On thin ice

October is late in the year to be sailing. It’s cold. An icy rind is forming around the shore and a blanket of frost now rarely releases its grip on the land. We took the boat out for one of our last trips of the season. The bay we sailed into, only a short distance from Nuuk, was home to the rusty wreck of a fishing boat, resting half-submerged on its side. I could hear a waterfall nearby, but could not see it. Around the wide bay, I spotted two, three, four summer cabins in the hills.

“It’s a bit busy here isn’t it?” I asked my husband, before realising the absurdity of my comment; there was not soul around, not a boat in sight. Just us.

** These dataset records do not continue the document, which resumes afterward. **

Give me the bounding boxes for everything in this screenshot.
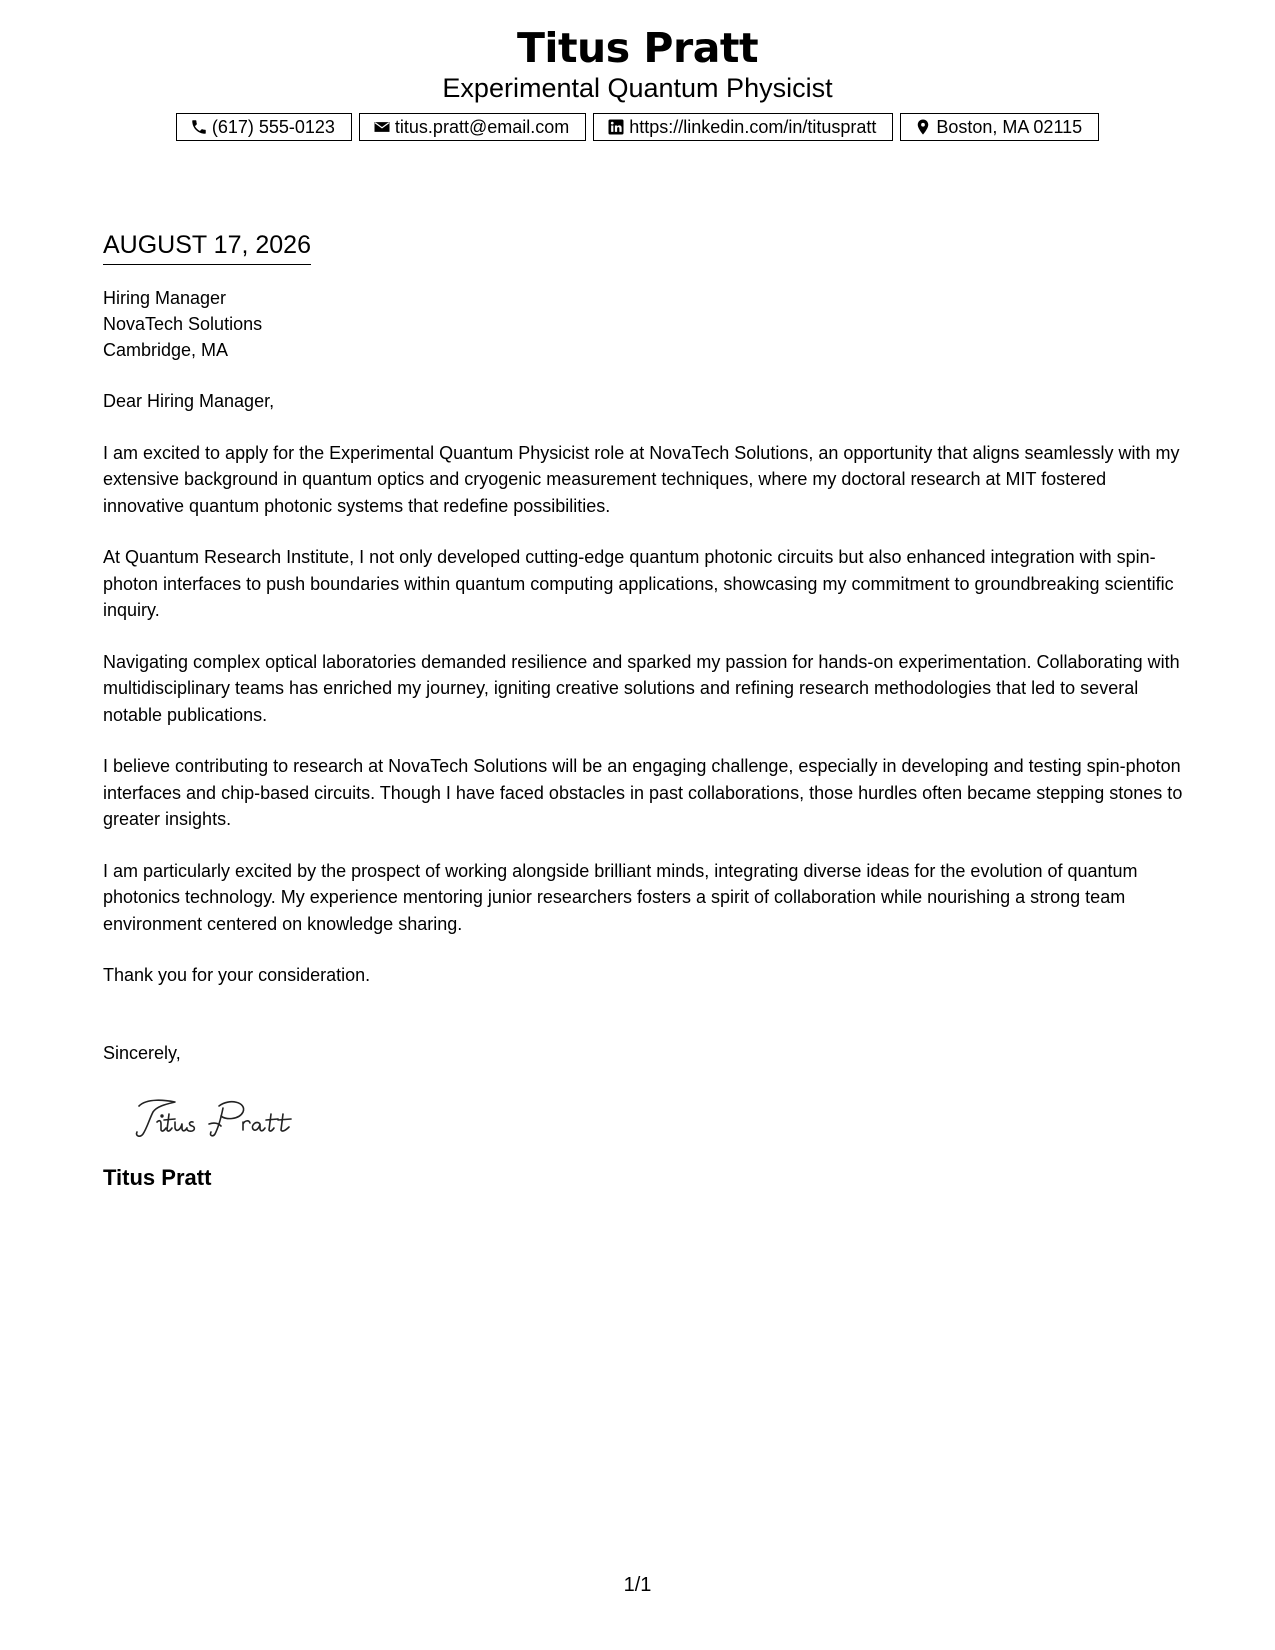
linkedin-icon <box>607 118 625 136</box>
salutation: Dear Hiring Manager, <box>103 391 275 411</box>
contact-bar <box>0 113 1275 141</box>
body-paragraph: Navigating complex optical laboratories demanded resilience and sparked my passion for hands-on experimentation. Collaborating with multidisciplinary teams has enriched my journey, igniting creative solutions and refining research methodologies that led to several notable publications. <box>103 651 1180 725</box>
contact-location[interactable] <box>900 113 1099 141</box>
linkedin-text: https://linkedin.com/in/tituspratt <box>629 117 877 137</box>
candidate-name: Titus Pratt <box>516 24 759 72</box>
recipient-line: Cambridge, MA <box>103 340 229 360</box>
recipient-line: NovaTech Solutions <box>103 314 263 334</box>
contact-linkedin[interactable] <box>593 113 893 141</box>
body-paragraph: I am particularly excited by the prospect of working alongside brilliant minds, integrating diverse ideas for the evolution of quantum photonics technology. My experience mentoring junior researchers fosters a spirit of collaboration while nourishing a strong team environment centered on knowledge sharing. <box>103 860 1138 934</box>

In the late afternoon, clear skies overhead, the temperature was falling fast, and an oily slick of ice began to appear on the sea around us. Our little family huddled under warm blankets into the evening, frozen breaths condensing above us.

Around two in the morning an ominous grinding, crunching noise woke us.

“What’s that?” I asked.
“I think it’s ice” my husband replied.

We leapt up. The sea had frozen around us. We were sitting in a broad plate of thin sea ice. Every few minutes the anchor chain tightened against the drifting ice before tearing through it with a juddering crunch, and the parted ice would grind past the hull. Pacing the frigid cabin, lit by the dim light of the GPS, I could see the concern on his face. We weren’t in an ice breaker. There was noone around. Hours of dropping temperatures lay ahead before sunrise. And yet the prospect of weighing anchor in the icy darkness was unappealing. Finally, reluctantly, we concluded that the safest of two unsafe options was to move.

My husband steered the boat through the darkness, while I stood with my head out of the sunroof – or moon roof in this case – directing him through the ice toward the moonlight flickering on the open water at the mouth of the bay, eyeing the ghostly icebergs crouching in the dark. The crunching stopped as we slid out into the black water. Dressed in a freezer suit, and tied to the boat by a line, my husband climbed over our sleeping son, out of the hatch onto the icy deck, and dropped the anchor. We waited, quiet, relieved, checking that the anchor would hold.

Above us, a broad sweep of green light surged in an arc across the sky, a quivering green fire above the silhouette of dark hills, reflected across the mirror of ice we’d left behind in the bay. Now four in the morning, the lights fading, we climbed beneath the warm covers and plunged back into deep and welcome sleep.